A city lit by lamps.

A small café.

A mocking face.

A cigarette burned down to its filter.

He clutched his head—an abrupt headache. Memory screamed at him, though he did not yet grasp it… but it intensified and recurred. Though the pain threatened to unhinge him—these visions of a life he did not know, a life so different that he denied his former existence—he soothed himself:

> "The Transcendence System was my creed for three millennia… I was the one who declared the war, and I was the one who ended that epic."

"Are you telling me I lived in a simple apartment with no troubles and no bloodshed? …Are you planting poisons in my mind?"

The Forest—alone speaking to him since birth—answered:

> "By poisons do you mean the headache in your skull? And what has that to do with me?"

Of course, it could not know what lay in Silver's thoughts and memories—even though it claimed to be Heaven and Earth, the realm of continents, seas, and skies. He dismissed its words and pondered something else. In his prior life he had been one of the hundreds of humans granted the Transcendence System by the Supreme Entities—mysterious beings who gave mortals power in exchange for absolute obedience, to wage war or defend the world.

He himself received the system but exceeded its commands and limits, devouring other Transcendents and taming their powers. Thus he became the Mad Sovereign.

But now, in the guise of Nightwood as Heaven and Earth, it guided him to a wholly different system—one of complete freedom, unconstrained by any higher entity: the Harmony System. And as it said:

> "This system is granted only to my children… and you deserve it despite your past life. You may choose to return to being a Transcendent, or you may choose Harmony, which will grant you freedom and temper your madness."

Amid his questions the pack approached. He saw them. But he did more than see them—he saw himself in them, as he saw them in himself. His three-thousand-year past passed before him as he sought to comprehend and embrace his present—his present tinged with utterly foreign memories. He looked at the Wolf King's heart in his hand, crushed it, then murmured:

> "I must truly abandon this habit… for it achieved all my vengeance."

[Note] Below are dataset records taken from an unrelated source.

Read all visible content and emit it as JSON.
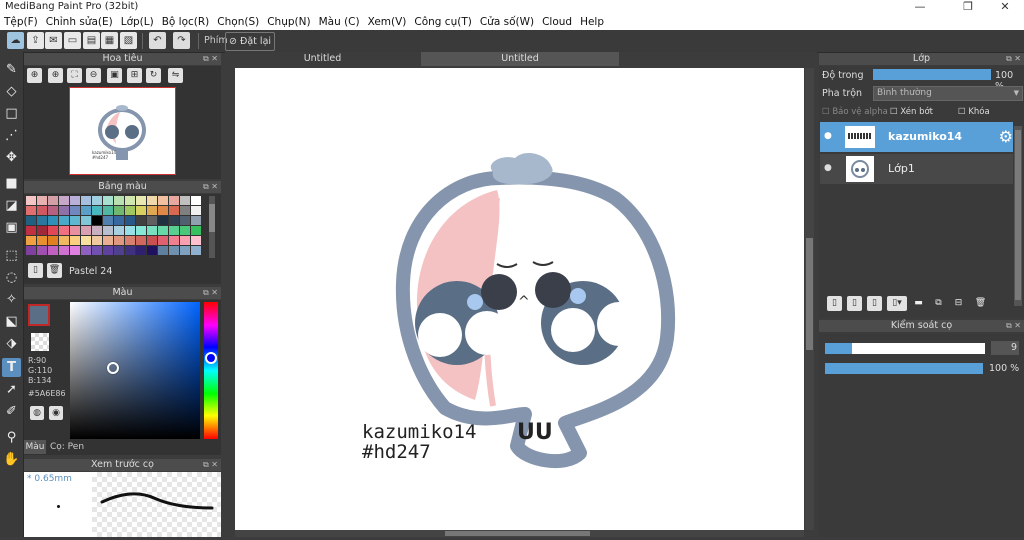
{
  "window": {
    "title": "MediBang Paint Pro (32bit)",
    "minimize": "—",
    "restore": "❐",
    "close": "✕"
  },
  "menu": [
    "Tệp(F)",
    "Chỉnh sửa(E)",
    "Lớp(L)",
    "Bộ lọc(R)",
    "Chọn(S)",
    "Chụp(N)",
    "Màu (C)",
    "Xem(V)",
    "Công cụ(T)",
    "Cửa số(W)",
    "Cloud",
    "Help"
  ],
  "toolbar": {
    "shortcut_label": "Phím",
    "reset_label": "Đặt lại"
  },
  "navigator": {
    "title": "Hoa tiêu",
    "sketch_caption": "kazumiko14 #hd247"
  },
  "palette": {
    "title": "Bảng màu",
    "name": "Pastel 24"
  },
  "color_panel": {
    "title": "Màu",
    "r": "R:90",
    "g": "G:110",
    "b": "B:134",
    "hex": "#5A6E86",
    "tab_color": "Màu",
    "tab_brush": "Cọ: Pen",
    "current": "#5A6E86"
  },
  "brush_preview": {
    "title": "Xem trước cọ",
    "size": "0.65mm"
  },
  "tabs": [
    "Untitled",
    "Untitled"
  ],
  "canvas": {
    "text_line1": "kazumiko14",
    "text_line2": "#hd247",
    "sleep_mark": "^",
    "mouth": "UU"
  },
  "layers_panel": {
    "title": "Lớp",
    "opacity_label": "Độ trong",
    "opacity_value": "100 %",
    "opacity_fraction": 1.0,
    "blend_label": "Pha trộn",
    "blend_value": "Bình thường",
    "protect_alpha": "Bảo vệ alpha",
    "clipping": "Xén bớt",
    "lock": "Khóa",
    "layers": [
      {
        "name": "kazumiko14",
        "selected": true
      },
      {
        "name": "Lớp1",
        "selected": false
      }
    ]
  },
  "brush_control": {
    "title": "Kiểm soát cọ",
    "size_value": "9",
    "size_fraction": 0.17,
    "opacity_value": "100 %",
    "opacity_fraction": 1.0
  },
  "palette_colors": [
    "#f4c6c6",
    "#e8b0b0",
    "#d4a0a8",
    "#c8a8c8",
    "#b8b0d8",
    "#a8c0e0",
    "#a0d0e0",
    "#a8e0d0",
    "#b8e0b0",
    "#d0e8b0",
    "#e8e8b0",
    "#f0d8a8",
    "#f0c0a0",
    "#e8a8a0",
    "#c0c0c0",
    "#ffffff",
    "#e07070",
    "#d05860",
    "#b86080",
    "#9070a8",
    "#7088c0",
    "#5aa0c8",
    "#48b8c0",
    "#50b8a0",
    "#70b870",
    "#a0c860",
    "#d8d060",
    "#e0a850",
    "#e08848",
    "#d86850",
    "#808080",
    "#f0f0f0",
    "#206080",
    "#2878a0",
    "#3090b8",
    "#4aa8c8",
    "#60b8d0",
    "#80c8d8",
    "#000000",
    "#5080b0",
    "#3868a0",
    "#285888",
    "#404040",
    "#606060",
    "#203040",
    "#304050",
    "#506070",
    "#90a0b0",
    "#c03040",
    "#a02838",
    "#e04858",
    "#f07080",
    "#e890a0",
    "#d8a0b0",
    "#c8b0c0",
    "#b8c0d0",
    "#a8d0e0",
    "#98e0e8",
    "#88e8d8",
    "#78e0c0",
    "#68d8a8",
    "#58d090",
    "#48c878",
    "#38c060",
    "#f0a040",
    "#e89030",
    "#e08020",
    "#f0b860",
    "#f8d080",
    "#f8e0a0",
    "#f0c8a0",
    "#e8b090",
    "#e09880",
    "#d88070",
    "#d06860",
    "#c85050",
    "#e06070",
    "#f08090",
    "#f8a0b0",
    "#ffc0d0",
    "#8040a0",
    "#a050b0",
    "#c060c0",
    "#d070d0",
    "#e080e0",
    "#9060c0",
    "#7050b0",
    "#6040a0",
    "#504090",
    "#403080",
    "#302070",
    "#201060",
    "#6080a0",
    "#7090b0",
    "#80a0c0",
    "#90b0d0"
  ]
}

Then he stood. Silver Al-Korfin… returned. Not as an avenger… but returned to live. And who would dare to cross his path in life?

The Duskwolves emerged from the trees one by one, moving with a calm not of caution but of reverence. Their eyes did not show fear but shone with understanding. The she-wolf who had reared him was first; she licked his hand stained with the blood of his fallen prey. She became the first he called family, though she was an animal and a predator. He even gave her a name: Night's Warden. She was tender; she looked at her majestic prey, then into his eyes.

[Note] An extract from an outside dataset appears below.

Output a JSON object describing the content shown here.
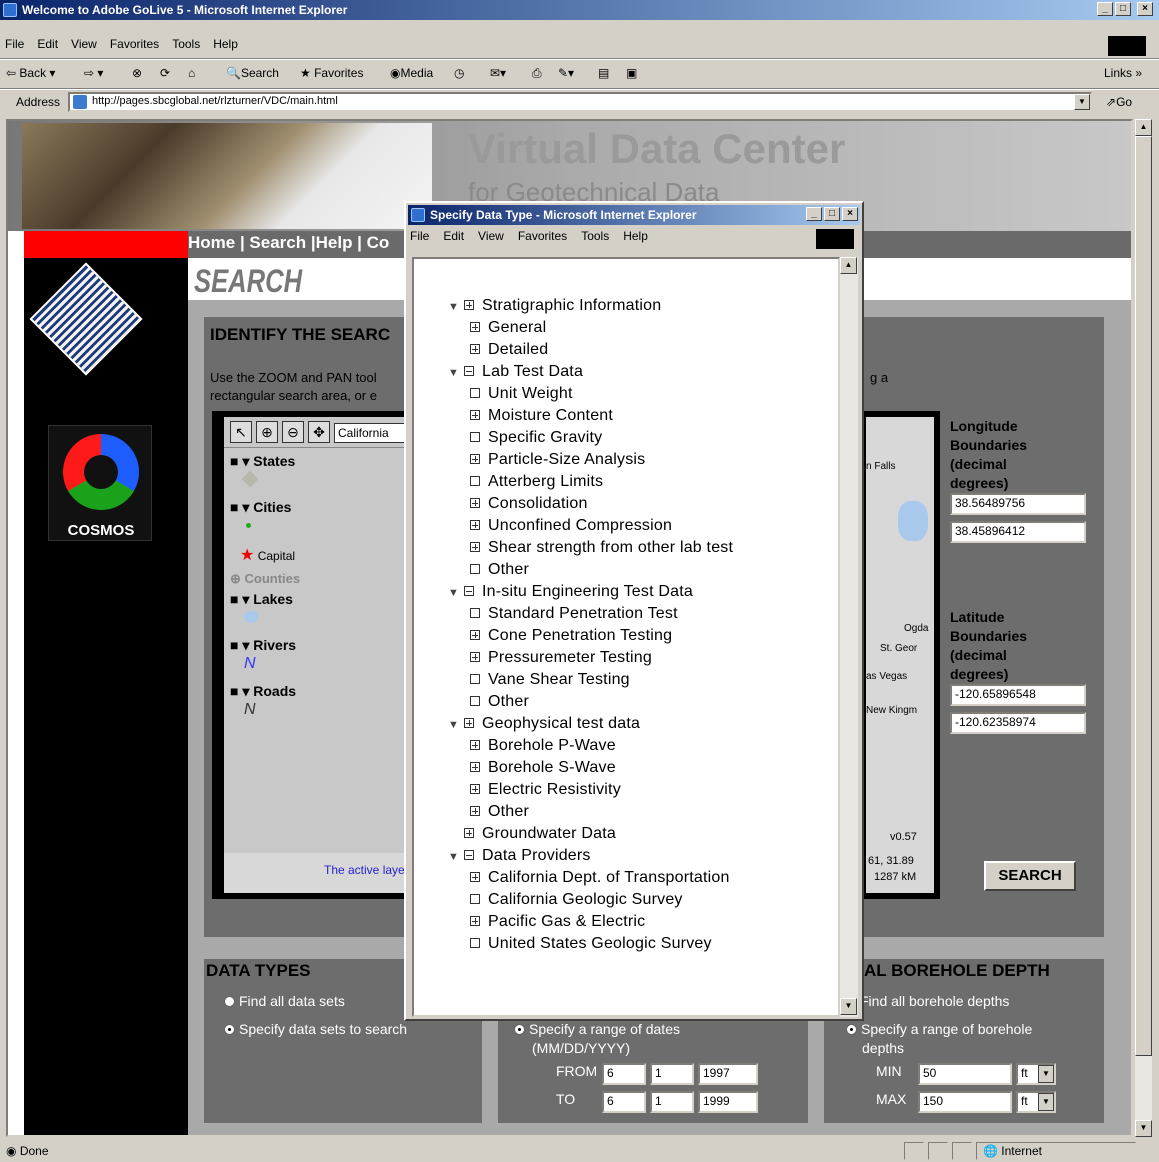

A long moment of silence, as if time itself had paused. Then… she gave a brief, low howl—neither a summons nor a warning, but a note of acknowledgment. The she-wolf's howl declared the birth of a king whom she had nurtured.

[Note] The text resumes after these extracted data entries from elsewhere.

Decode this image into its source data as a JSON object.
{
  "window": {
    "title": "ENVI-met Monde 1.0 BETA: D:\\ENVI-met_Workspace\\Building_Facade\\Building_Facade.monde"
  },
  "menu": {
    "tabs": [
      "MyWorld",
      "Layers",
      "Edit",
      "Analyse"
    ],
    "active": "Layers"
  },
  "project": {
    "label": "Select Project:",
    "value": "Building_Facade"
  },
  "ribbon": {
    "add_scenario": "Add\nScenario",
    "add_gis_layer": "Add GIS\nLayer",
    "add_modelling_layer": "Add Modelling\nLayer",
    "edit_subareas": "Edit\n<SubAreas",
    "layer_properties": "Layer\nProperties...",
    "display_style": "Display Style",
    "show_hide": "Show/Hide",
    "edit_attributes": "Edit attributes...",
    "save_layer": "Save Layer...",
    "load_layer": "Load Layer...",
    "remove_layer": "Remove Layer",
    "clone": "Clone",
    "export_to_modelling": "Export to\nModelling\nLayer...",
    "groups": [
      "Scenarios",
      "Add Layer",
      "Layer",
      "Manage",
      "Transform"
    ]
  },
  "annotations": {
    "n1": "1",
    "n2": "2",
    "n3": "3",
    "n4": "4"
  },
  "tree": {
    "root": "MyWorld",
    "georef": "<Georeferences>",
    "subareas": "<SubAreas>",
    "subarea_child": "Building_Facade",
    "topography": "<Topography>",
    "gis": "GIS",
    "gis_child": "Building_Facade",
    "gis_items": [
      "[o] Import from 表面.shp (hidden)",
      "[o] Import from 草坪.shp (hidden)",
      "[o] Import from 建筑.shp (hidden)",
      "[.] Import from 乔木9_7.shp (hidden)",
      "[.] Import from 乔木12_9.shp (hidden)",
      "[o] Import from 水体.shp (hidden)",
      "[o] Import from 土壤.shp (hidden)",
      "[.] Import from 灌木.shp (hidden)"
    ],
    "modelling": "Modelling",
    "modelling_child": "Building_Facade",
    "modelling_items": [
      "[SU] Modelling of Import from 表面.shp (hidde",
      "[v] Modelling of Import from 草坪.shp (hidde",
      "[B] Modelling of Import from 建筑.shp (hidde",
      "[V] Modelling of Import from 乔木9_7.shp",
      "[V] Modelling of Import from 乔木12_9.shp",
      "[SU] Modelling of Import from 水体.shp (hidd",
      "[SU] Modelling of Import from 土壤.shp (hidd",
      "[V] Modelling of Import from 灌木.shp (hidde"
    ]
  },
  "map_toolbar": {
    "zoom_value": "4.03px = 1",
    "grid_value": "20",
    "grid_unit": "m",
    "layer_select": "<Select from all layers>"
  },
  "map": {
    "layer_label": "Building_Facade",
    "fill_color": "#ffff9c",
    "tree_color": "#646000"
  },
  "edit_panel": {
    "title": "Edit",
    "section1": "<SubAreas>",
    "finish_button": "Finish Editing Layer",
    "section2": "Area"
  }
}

Next came the alpha male, with his pointed fangs and single piercing eye. He stood before Silver, bowed his head for a moment, staring at the Wolf King's heart—and then raised a howl.

After him, howls rose from the forest's depths—long, powerful howls from every direction. The very air trembled; the forest responded. The crows folded their wings and fell silent; the other wolves kept still. The watching trees closed their eyes. Other clans received the sign: the Duskwolves were in a sacred phase, and none would dare enter their territory at any cost—for this pack had honor and custom.

The pack proclaimed their acceptance. Silver stood, his body still dripping with blood. But the howls did not frighten him; they awakened something within. Something ancient—a thing that manifested through the tattoo, which had broken the limits of the flesh and risen as a shadow that howled with the pack upon Silver's body. The tattoo's howl had no sound, yet its echo let the pack recognize it as a mysterious proof that Silver was worthy to be a wolf.

It was as if he had returned to a throne from which he had been exiled centuries ago. Silver raised his head to the sky… then howled with them, unmindful of the strangeness of the tattoo's revival.

But Silver's voice was not like theirs. It was deeper, longer, more primal and savage—as if it were not the howl of one wolf but of an entire pack.